There was some stupid spray-paint graffiti on the large rock faces along this path, sporting swastikas and phrases like “art is not a crime”. There were also multiple precarious points on the trail, where one bad move and one would likely fall to their death. I later read that someone has died on this stretch.

A couple hiking south stopped us with trail magic of a strawberry or a tangerine. It was a very kind gesture, although one had to control oneself and not shake them down for 4 or 5, hehe.

 

 

 

A water cache in the middle of nowhere. All hikers are grateful for locals who maintain caches like this, although since you don’t know its coming, as a hiker you often are already carrying all the water you require.
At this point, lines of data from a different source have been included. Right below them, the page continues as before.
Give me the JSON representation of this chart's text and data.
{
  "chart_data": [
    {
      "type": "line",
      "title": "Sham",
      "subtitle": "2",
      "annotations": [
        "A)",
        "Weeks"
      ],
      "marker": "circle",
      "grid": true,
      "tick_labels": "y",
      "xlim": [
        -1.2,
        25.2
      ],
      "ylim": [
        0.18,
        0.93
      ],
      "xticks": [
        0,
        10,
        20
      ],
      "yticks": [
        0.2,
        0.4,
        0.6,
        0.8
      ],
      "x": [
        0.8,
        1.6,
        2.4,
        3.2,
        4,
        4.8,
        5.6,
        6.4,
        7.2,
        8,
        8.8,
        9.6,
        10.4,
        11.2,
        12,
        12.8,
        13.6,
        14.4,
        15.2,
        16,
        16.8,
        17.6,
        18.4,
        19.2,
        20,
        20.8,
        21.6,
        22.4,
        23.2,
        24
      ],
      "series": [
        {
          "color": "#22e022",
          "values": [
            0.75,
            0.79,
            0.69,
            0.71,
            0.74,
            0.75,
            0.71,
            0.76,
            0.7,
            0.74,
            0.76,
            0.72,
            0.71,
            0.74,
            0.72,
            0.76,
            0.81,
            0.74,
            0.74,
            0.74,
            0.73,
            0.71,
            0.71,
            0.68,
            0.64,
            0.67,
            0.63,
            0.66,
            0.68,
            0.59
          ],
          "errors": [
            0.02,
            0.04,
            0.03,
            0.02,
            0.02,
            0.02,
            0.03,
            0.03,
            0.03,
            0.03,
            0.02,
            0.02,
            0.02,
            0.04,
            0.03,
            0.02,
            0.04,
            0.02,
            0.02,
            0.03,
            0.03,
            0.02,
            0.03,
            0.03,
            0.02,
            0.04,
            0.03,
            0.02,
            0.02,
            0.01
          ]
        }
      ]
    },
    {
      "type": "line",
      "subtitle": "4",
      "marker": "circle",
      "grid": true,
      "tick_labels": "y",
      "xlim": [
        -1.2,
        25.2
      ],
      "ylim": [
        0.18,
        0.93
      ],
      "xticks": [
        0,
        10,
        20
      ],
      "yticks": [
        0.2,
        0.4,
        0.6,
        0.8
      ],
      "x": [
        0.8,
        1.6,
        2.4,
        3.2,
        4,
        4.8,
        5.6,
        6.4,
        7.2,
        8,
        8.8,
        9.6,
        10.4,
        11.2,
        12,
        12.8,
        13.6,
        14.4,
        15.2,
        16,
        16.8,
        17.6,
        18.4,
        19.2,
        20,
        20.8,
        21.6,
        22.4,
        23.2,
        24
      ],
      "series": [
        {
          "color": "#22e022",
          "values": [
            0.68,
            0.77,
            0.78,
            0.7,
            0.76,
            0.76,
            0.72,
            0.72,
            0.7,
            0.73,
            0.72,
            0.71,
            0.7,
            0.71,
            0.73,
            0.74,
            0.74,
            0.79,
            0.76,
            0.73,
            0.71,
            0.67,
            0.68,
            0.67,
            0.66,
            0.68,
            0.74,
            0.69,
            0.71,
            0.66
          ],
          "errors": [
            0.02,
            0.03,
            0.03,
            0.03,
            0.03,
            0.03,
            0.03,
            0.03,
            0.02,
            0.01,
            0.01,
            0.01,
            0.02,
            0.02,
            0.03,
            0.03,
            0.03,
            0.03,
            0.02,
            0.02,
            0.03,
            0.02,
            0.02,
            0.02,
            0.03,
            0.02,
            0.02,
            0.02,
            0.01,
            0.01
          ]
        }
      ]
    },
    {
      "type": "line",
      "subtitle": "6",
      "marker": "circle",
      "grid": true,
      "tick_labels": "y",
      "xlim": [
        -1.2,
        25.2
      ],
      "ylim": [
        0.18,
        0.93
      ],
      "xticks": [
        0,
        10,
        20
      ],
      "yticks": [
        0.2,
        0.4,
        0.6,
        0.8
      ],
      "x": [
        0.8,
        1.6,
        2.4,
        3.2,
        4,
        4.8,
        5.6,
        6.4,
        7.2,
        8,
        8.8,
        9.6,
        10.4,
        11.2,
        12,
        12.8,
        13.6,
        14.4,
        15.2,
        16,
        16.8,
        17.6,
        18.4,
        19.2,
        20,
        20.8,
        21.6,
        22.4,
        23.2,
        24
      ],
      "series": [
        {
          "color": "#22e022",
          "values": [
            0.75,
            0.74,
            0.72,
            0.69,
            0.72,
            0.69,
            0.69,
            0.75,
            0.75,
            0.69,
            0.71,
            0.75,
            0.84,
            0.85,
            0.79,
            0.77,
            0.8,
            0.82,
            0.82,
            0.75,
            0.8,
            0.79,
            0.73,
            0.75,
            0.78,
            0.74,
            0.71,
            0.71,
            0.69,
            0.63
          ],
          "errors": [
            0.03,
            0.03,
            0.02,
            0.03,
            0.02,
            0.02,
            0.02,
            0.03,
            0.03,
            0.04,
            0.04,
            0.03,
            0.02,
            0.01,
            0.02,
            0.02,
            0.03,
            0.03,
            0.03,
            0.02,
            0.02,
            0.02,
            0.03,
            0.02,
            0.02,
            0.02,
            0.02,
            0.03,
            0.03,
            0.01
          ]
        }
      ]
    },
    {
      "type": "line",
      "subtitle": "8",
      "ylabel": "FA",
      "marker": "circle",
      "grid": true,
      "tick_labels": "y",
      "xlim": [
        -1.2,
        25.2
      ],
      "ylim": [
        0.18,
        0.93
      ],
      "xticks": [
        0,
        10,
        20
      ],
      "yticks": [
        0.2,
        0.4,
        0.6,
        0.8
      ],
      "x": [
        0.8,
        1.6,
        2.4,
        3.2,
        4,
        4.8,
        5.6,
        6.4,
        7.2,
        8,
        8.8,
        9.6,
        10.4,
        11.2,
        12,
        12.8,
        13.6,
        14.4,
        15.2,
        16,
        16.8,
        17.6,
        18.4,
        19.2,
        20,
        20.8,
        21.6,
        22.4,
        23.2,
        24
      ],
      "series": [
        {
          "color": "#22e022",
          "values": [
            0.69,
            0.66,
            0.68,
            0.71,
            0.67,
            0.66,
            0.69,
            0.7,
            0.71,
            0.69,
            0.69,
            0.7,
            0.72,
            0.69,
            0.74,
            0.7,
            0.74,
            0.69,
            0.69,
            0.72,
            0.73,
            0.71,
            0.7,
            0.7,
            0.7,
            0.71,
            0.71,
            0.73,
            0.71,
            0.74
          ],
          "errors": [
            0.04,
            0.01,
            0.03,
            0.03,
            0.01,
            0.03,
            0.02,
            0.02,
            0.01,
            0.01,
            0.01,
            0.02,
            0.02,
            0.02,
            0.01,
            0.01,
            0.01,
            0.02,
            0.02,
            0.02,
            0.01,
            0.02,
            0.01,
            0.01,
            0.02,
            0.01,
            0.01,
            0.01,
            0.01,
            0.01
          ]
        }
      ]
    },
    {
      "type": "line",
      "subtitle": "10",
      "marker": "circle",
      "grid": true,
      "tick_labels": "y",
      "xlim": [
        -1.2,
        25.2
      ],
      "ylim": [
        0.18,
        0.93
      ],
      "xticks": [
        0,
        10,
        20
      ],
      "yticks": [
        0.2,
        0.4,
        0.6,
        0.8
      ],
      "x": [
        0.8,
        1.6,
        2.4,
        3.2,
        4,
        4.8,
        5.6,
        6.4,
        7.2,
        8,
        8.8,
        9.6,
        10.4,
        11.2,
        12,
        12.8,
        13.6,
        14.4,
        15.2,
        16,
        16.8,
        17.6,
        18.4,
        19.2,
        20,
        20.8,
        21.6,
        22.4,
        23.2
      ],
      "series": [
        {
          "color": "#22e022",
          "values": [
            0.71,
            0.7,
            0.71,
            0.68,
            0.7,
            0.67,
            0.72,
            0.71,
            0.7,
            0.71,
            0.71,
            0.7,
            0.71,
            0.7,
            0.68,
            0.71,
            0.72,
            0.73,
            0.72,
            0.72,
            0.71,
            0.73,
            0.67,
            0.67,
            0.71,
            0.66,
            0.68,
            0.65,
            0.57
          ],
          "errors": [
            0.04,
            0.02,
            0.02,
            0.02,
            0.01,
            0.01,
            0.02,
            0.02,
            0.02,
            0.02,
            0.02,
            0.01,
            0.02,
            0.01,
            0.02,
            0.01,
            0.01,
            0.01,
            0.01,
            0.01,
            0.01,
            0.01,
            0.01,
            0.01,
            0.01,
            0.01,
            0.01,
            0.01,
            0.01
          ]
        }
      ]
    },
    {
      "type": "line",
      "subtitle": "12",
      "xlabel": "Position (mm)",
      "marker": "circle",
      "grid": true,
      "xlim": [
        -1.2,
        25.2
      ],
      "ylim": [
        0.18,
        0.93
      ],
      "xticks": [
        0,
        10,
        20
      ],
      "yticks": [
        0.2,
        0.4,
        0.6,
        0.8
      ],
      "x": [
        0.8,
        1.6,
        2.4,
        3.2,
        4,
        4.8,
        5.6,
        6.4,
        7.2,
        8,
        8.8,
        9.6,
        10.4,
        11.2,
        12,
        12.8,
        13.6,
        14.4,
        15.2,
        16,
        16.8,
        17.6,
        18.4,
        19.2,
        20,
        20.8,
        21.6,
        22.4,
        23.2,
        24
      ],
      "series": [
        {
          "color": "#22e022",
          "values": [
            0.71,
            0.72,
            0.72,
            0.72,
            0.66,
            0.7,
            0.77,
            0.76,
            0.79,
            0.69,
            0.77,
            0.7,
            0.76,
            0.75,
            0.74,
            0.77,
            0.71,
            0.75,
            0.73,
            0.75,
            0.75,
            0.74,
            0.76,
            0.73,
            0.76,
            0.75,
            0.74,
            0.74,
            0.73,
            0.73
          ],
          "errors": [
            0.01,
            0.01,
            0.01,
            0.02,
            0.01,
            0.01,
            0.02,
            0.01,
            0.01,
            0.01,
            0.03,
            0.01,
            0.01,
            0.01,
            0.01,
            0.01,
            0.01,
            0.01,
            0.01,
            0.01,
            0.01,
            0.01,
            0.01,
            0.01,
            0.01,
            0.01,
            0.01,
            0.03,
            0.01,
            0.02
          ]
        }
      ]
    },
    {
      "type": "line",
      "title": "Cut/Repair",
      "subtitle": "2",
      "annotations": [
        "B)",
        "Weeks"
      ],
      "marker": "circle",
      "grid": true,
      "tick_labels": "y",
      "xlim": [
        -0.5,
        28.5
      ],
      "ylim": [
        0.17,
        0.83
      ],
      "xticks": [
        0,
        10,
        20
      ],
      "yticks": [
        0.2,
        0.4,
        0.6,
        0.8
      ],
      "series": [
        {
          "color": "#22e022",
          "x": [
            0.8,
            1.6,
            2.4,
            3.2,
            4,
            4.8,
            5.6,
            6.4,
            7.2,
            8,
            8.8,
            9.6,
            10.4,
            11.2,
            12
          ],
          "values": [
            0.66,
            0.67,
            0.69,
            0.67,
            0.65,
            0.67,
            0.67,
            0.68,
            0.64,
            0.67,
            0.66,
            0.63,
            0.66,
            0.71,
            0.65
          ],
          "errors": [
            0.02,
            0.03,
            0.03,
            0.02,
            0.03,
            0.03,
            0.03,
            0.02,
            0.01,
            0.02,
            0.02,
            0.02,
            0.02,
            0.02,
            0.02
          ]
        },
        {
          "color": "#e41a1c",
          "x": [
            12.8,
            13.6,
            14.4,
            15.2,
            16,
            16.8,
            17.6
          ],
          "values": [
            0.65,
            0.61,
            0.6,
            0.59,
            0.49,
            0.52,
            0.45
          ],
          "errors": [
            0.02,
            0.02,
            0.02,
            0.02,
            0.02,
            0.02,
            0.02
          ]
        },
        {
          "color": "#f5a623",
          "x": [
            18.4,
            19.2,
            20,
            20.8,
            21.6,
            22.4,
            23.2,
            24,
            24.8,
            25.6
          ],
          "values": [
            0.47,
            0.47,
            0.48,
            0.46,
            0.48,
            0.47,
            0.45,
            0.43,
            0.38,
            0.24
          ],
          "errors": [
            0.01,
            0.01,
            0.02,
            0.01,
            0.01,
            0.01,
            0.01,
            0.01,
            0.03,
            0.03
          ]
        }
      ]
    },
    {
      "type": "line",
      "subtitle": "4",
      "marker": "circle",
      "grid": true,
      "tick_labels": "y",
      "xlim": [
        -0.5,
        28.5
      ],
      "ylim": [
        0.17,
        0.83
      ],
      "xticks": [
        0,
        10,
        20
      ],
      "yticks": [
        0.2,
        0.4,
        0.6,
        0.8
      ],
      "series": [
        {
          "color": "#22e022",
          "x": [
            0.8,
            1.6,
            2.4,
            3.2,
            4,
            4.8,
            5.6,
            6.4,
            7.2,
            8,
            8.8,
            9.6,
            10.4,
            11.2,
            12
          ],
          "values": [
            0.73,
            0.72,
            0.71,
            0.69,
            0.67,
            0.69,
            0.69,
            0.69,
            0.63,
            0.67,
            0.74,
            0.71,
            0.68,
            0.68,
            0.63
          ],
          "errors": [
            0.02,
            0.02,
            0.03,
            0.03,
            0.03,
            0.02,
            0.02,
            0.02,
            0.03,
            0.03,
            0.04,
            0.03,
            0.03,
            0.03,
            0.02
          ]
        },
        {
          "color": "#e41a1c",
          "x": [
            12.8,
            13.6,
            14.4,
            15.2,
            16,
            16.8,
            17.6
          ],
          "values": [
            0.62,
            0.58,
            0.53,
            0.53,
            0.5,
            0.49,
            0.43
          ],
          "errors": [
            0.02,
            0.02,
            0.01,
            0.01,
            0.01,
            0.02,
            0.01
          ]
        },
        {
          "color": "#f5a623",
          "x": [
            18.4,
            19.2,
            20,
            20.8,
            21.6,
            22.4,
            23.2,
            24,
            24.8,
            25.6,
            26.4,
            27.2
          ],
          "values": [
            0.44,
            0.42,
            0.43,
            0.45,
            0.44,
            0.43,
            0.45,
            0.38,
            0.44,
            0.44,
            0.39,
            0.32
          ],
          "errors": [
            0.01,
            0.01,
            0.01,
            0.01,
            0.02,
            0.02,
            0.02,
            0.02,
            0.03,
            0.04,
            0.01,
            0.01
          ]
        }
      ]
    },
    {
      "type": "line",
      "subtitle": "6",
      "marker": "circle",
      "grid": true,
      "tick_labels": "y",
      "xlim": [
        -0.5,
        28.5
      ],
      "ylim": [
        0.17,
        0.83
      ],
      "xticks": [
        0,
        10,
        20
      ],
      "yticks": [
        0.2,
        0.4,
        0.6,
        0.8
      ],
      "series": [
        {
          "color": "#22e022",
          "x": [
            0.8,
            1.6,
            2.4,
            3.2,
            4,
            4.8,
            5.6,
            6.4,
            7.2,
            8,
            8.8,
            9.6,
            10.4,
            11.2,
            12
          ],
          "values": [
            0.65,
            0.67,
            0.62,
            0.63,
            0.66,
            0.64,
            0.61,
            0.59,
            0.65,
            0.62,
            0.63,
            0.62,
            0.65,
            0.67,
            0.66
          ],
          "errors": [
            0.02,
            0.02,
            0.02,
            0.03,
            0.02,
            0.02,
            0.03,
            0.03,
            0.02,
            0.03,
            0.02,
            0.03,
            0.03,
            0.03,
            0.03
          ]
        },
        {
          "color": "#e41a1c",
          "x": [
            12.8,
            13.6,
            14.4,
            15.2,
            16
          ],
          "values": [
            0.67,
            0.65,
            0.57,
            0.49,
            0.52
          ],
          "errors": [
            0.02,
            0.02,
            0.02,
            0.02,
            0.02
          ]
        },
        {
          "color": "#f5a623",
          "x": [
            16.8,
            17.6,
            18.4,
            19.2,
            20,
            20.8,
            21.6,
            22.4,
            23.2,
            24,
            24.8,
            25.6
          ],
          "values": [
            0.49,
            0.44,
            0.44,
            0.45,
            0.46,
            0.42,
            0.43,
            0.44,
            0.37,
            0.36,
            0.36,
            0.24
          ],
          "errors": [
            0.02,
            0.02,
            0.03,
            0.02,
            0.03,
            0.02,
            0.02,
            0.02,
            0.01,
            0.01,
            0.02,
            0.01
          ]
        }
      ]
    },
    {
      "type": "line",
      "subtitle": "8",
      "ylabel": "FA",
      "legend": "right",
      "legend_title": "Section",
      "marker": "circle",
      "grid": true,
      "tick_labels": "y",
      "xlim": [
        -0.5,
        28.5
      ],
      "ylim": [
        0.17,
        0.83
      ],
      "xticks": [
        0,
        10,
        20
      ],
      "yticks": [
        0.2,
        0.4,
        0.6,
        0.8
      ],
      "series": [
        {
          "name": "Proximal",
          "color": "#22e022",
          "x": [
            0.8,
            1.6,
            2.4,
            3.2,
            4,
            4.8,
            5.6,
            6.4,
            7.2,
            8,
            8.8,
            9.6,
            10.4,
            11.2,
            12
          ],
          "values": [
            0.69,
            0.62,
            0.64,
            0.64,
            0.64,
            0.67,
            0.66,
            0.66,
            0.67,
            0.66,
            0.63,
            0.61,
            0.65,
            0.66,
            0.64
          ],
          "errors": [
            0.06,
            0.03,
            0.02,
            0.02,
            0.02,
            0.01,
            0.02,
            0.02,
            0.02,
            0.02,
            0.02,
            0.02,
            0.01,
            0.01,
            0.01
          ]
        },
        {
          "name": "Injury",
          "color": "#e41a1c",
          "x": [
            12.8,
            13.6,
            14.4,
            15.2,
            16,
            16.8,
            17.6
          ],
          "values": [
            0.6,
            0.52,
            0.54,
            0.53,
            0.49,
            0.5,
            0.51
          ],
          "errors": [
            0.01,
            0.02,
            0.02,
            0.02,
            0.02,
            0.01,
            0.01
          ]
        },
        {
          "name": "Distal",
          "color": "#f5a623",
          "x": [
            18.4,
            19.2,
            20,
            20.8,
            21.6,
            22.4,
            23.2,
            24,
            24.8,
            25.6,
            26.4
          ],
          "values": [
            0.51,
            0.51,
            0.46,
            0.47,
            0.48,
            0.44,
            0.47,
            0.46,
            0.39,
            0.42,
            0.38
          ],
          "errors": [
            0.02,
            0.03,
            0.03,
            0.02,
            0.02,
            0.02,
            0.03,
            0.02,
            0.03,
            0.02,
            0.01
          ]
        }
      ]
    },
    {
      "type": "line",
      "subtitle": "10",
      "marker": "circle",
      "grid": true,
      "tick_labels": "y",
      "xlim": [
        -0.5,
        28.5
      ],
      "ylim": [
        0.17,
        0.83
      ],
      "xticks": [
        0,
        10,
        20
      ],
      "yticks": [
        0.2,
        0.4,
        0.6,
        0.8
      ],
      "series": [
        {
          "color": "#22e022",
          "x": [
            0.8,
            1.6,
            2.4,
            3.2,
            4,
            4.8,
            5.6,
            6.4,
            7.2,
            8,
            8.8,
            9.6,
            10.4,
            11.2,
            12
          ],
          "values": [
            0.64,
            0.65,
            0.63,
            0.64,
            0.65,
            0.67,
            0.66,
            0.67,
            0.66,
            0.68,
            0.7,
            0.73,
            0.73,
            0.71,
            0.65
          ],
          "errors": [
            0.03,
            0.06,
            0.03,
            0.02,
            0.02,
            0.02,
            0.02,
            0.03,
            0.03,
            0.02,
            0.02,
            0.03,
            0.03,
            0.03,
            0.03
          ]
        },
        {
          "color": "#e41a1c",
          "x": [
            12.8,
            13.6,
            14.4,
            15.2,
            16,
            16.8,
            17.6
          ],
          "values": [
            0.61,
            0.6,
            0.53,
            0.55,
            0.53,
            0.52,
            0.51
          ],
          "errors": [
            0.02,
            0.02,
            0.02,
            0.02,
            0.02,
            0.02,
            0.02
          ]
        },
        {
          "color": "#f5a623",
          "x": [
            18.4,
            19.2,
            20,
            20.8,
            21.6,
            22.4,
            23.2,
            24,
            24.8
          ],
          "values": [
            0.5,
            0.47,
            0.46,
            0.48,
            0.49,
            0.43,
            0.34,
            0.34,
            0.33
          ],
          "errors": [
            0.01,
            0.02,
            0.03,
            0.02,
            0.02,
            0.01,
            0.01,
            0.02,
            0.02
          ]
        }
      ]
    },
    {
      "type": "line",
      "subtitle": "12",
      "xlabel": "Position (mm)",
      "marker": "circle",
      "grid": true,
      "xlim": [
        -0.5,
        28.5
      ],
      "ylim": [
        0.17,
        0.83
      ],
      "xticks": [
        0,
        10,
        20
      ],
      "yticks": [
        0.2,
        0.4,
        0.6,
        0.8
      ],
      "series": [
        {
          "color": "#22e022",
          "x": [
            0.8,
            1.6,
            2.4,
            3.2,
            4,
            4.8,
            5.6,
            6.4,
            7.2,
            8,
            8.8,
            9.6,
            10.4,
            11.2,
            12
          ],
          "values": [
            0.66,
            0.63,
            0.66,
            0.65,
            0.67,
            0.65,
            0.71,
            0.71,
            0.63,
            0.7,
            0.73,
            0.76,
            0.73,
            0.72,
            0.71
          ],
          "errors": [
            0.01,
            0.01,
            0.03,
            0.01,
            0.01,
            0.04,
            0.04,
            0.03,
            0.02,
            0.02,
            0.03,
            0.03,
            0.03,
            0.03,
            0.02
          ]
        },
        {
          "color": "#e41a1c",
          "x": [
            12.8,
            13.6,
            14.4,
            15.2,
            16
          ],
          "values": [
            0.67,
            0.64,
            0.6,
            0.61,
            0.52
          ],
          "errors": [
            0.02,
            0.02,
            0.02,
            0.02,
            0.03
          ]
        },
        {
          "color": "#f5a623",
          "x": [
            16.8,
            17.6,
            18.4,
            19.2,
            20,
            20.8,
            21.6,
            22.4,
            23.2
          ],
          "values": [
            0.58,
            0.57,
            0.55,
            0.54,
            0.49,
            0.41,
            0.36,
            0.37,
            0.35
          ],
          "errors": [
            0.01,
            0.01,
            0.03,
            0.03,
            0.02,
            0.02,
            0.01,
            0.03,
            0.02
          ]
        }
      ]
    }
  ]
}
Sometimes in a situation like this, the garbage can above is as useful as the water.

 

Can you see him?

Yep, I drank from this source, unfortunately.

There appeared to be a cache of trail magic here, but sadly it was only 12 empty beer cans.

My chaffing was so severe, I had told Six-2 to carry on, and that I’d catch him in the morning. But I missed the side-trail that branched off to the campground I was going to stay at, and instead pushed on several more miles to the formal campground, finding everyone just as it was getting dark. Met a guy named Armstrong, made chili, and cowboy-camped. There were huge frogs/toads that occasionally moved in the leaves around us.